A stress-sensitive chemokinergic neuronal pathway in the hypothalamo-pituitary system

Recently we found that cytokine-induced neutrophil chemoattractant influenced anterior pituitary hormone release in vitro. These observations prompted us to investigate the possibility of the existence of cytokine-induced neutrophil chemoattractant in the hypothalamus. Immunohistochemistry showed that cytokine-induced neutrophil chemoattractant-like immunoreactivity existed in the paraventricular hypothalamic nucleus, the supraoptic nucleus, both the internal and the external layers of the median eminence and the posterior pituitary. Since the paraventricular hypothalamic nucleus plays a pivotal role in response to stressful stimuli, we examined the effect of a single episode of immobilization stress on cytokine-induced neutrophil chemoattractant messenger RNA expression in the paraventricular hypothalamic nucleus. Immobilization stress induced strong hybridization signals of cytokine-induced neutrophil chemoattractant messenger RNA in the parvocellular and magnocellular subdivision of the paraventricular hypothalamic nucleus within 15 min, and cytokine-induced neutrophil chemoattractant-like immunostaining intensity in the posterior pituitary started to increase around the periphery of the posterior lobe at 30 min after stress and extended to the whole lobe at 1 h after stress. The increase in the serum cytokine-induced neutrophil chemoattractant in response to stress showed a kinetically biphasic pattern. A first phase occurred within 15 min which may be due to an immediate release of stored cytokine-induced neutrophil chemoattractant in the neurohypophysis, since hypophysectomy completely blocked this phase.
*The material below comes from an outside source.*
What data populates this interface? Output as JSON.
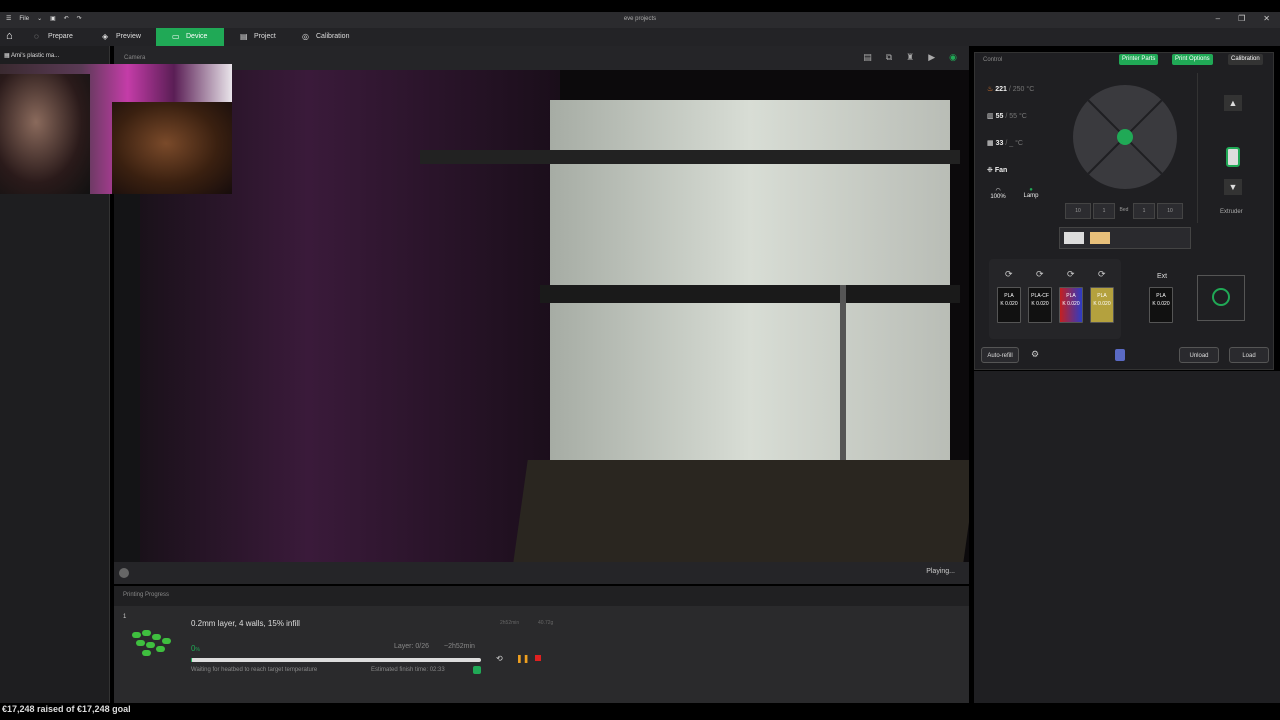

A second phase may reflect the release of newly synthesized cytokine-induced neutrophil chemoattractant in the paraventricular hypothalamic nucleus and/or peripheral cytokine-induced neutrophil chemoattractant, since hypophysectomy could not reduce this phase. These data suggest that cytokine-induced neutrophil chemoattractant in the paraventricular hypothalamic nucleus was immediately synthesized in response to stress, and then released into the peripheral blood via the hypothalamo-neurohypophysial system, revealing the presence of a stress-sensitive chemokinergic neuronal pathway in the hypothalamo-pituitary system.